A house painter has accused MU assistant basketball coach Tony Harvey of giving him free MU basketball and football tickets as partial payment for painting sections of Harvey’s Columbia home. The painter is suing Harvey for nearly $5,000 still owed.
Ken Hensel of 2605 Oak Gate Court, who lives around the block from Harvey, filed the lawsuit Jan. 16 in Boone County Circuit Court claiming Harvey defaulted on their “oral contract” in which Hensel would paint interior sections and the pool house of Harvey’s residence at 2605 Chambray Road in exchange for MU football and basketball tickets.
The lawsuit claims Harvey agreed to give Hensel tickets to any MU football game he wanted, in addition to tickets to several MU men’s basketball games, in exchange for painting work valued at $5,475.
If the allegations are true, the act would violate the university’s policy prohibiting employees from exchanging “university property” for personal gain, said Tim Hickman, associate athletic director for operations.
In the lawsuit, Hensel claims Harvey gave him a total of 13 tickets valued at $525 for two men’s basketball exhibition games and two football games — against Illinois and Nebraska. The lawsuit charges that Harvey stopped supplying Hensel tickets after November 2003 and still owes him $4,950 for painting a bedroom, a bathroom, wicker furniture, a pool house veranda, a metal gate and fencing around the pool.
Harvey said he did nothing wrong.
“I did not break any NCAA rules,” Harvey said. “I did not break any ticket procedure rules. I disagree with the allegations, but there was work done on my house. I would never have a person come in and do some work and not pay a person for the work that we decided.”

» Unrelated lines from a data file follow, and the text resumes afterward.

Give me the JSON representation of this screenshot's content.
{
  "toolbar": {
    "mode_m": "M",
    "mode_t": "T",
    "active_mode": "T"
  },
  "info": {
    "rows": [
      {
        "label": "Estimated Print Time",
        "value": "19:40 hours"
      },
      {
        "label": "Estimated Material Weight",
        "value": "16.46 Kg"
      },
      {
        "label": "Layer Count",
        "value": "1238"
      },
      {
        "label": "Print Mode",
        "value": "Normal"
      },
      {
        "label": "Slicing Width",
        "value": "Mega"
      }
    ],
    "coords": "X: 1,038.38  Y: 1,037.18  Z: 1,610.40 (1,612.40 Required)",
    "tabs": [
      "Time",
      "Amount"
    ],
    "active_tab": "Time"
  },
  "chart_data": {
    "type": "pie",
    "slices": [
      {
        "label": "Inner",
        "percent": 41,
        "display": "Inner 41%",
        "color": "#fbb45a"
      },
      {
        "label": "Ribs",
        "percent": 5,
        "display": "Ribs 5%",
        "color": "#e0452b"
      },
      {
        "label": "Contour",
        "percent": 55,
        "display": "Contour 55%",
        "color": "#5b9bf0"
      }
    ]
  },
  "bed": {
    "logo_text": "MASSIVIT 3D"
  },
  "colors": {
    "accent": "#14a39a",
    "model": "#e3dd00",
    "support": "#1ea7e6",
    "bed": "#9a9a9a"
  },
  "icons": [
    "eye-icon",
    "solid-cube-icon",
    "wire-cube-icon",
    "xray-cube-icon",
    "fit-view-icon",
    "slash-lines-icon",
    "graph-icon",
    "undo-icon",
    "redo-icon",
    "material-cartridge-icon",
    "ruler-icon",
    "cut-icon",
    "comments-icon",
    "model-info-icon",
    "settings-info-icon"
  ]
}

Neither Hensel nor his attorney Rodney Stevens returned telephone calls Tuesday evening.
The MU Athletic Department extends two complimentary season tickets to men’s basketball and football games for coaches and players, said Chad Moller, spokesman for the department. However, staff may request additional free tickets from a pool of available seats depending on consumer demand, he said.
Moller said he does not know the details of Hensel’s claim that Harvey bartered tickets to get his house painted.
“That’s a personal matter, so there is no stance on that at all from us,” Moller said.
The lawsuit comes less than a month after allegations against the athletic department were made public in recorded telephone calls from the Boone County Jail by former MU basketball guard Ricky Clemons.
“I didn’t violate any ticket policy,” Harvey said. “Because of where we’re at as a program, we’re being scrutinized. It was a personal matter that went bad, that I had no control over and I don’t know where it came from.”
A summons was issued for Harvey’s appearance, which is scheduled for 1:30 p.m. Feb. 18 in Boone County Court.